The ancient Chinese philosophers made no such pivot away from this divine interplay of forces, and kept to their old ways – at least philosophically and spiritually speaking – through the lasting creation of the Yĭ Jing which had not just philosophical value, but also very practical significance as well.  Which although had its basis and underlying beliefs in numerology, never adopted a fully geometrical and planer view of time and space – and perhaps more importantly experience.  Experience which was not the perception of something which perhaps was qualified by sole abstractions and pre-understood intellectual framework, but by an unfolding as it were of an interplay of basic archetypical forces of which man, and spirit, formed an integral part – a part of a whole rather than the whole part.

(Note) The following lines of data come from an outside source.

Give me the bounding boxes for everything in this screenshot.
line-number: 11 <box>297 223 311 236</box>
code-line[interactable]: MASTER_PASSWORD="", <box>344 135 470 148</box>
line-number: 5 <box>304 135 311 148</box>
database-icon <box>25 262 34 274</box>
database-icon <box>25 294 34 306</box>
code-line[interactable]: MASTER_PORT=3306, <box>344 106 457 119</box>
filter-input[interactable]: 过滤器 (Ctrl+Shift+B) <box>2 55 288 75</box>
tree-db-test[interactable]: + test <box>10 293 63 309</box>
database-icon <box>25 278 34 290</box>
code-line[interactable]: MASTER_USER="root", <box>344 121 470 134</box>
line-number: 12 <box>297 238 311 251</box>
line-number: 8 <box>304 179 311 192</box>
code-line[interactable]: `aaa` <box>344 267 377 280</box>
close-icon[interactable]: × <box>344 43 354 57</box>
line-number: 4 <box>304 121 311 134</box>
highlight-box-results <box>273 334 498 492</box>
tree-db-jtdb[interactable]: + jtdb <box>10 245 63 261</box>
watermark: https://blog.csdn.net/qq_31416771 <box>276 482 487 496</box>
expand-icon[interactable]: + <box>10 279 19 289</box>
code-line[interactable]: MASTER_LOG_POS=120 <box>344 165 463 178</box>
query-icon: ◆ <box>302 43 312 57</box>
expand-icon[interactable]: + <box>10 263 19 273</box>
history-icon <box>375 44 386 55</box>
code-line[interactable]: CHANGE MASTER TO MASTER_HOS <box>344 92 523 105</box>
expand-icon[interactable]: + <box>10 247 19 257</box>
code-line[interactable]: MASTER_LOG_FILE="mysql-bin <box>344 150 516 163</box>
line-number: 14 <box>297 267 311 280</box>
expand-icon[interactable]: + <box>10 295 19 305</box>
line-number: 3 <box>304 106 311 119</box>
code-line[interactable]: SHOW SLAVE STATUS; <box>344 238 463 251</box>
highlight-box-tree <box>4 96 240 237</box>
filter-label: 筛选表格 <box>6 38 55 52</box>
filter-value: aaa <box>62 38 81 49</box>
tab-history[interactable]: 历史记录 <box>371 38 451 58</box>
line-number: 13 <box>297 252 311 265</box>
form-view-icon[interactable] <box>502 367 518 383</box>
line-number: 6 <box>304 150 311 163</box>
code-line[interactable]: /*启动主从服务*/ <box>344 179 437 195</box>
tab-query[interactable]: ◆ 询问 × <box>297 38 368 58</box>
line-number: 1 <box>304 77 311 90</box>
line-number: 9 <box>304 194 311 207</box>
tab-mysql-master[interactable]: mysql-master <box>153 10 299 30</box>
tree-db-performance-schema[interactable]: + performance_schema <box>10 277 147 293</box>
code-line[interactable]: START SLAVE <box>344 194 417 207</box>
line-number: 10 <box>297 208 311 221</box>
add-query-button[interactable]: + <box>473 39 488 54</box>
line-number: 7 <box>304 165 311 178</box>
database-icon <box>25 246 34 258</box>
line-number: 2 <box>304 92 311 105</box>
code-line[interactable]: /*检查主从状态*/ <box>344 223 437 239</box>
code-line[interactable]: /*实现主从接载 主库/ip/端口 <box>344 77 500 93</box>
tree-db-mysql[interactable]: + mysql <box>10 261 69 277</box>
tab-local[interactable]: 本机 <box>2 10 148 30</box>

[1] For a more detailed look at the Book of Changes, its origins and history and how it was used for divination purposes please see https://snowconesdiaries.com/2015/09/24/the-book-of-changes-the-wisdom-of-the-far-east/ and https://snowconesdiaries.com/2015/10/03/divination-in-the-i-ching/

[2] The Book of Changes (Zhouyi).  Translation and commentary by Richard Rutt.  Routledge Publishing, 1996.  From the Ten Wings section, the Dazhuan or Great CommentaryDazhuan I, Wing 5.  Chapter IV verses 1 and 2 pg. 411.

[3] See https://snowconesdiaries.com/2016/07/30/the-fisherman-and-the-net-geometric-symbolism-in-the-gospel-of-john-i-of-ii/ and https://snowconesdiaries.com/2014/09/12/the-fisherman-and-the-net-geometric-symbolism-in-the-gospel-of-john-ii-of-ii/ for a full description of the underlying Geometry reflected in the story of the Fisherman and the Net in the Gospel of John.